Avant le massacre de la grotte d’Ouvéa en 1988, qui implique l’armée française, et se solde par 21 morts parmi les militants du FLNKS, d’autres morts sont à dénombrer. Le documentaire Waan Yaat - sur une terre de la République française, de Dorothée Tromparent et Emmanuel Desbouiges, revient sur un autre épisode de l’histoire de la Nouvelle Calédonie, ayant mis aux prises descendants de colons et kanaks de la tribu de Tiendanite. Dès le début du film, les faits sont rappelés. Dans un contexte de tensions et de revendications de plus en plus fortes des Kanaks sur la terre, des « broussards » montent une embuscade, assassinent et mutilent dix hommes. Il ne s’agit donc pas d’enquêter mais d’essayer de comprendre, 40 ans après, les raisons du silence.

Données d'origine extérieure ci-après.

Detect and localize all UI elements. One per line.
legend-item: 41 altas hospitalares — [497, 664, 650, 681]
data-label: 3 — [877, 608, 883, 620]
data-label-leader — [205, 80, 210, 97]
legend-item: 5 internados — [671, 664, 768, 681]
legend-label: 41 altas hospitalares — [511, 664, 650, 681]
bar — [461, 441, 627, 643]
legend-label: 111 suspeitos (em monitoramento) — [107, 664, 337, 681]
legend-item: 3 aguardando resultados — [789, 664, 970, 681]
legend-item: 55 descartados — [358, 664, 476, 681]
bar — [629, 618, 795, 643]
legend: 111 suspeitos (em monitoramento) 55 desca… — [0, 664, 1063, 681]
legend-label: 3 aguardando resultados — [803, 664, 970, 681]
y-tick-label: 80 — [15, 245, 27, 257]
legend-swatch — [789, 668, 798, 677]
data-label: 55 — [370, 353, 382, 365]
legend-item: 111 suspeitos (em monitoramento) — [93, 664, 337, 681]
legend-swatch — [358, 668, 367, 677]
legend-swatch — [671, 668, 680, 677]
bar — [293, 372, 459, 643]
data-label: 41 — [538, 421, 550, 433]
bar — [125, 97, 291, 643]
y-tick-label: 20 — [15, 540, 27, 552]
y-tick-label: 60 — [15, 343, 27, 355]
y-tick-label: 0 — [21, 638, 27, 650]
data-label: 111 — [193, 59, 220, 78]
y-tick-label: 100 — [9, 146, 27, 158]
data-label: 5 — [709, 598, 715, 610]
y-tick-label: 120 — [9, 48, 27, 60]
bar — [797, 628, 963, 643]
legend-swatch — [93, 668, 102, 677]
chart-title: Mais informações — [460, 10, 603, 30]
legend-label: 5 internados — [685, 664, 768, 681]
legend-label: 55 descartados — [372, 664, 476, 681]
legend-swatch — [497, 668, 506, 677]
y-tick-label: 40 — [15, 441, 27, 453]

Le déni de justice est un cas d’école qui montre ce qu’était l’empire français. Alors que 9 ans ont été requis, les accusés, coupables de meurtres avec préméditation, sont acquittés au nom de la légitime défense. La contradiction ne peut pas être plus révoltante. L’historienne Isabelle Merle, qui accompagne la projection du film, invite à une distinction des points de vue. Vue de l’hexagone, la dérive du droit est hallucinante. Mais d’un point de vue colonial, dans le sillage du régime dérogatoire de l’indigénat, de tels abus ne se questionnent pas. Ce qui interroge vraiment avec Waan Yaat, c’est qu’en 1984, alors que les Kanaks n’étaient plus soumis à un régime d’apartheid, une telle dérive ait été encore possible.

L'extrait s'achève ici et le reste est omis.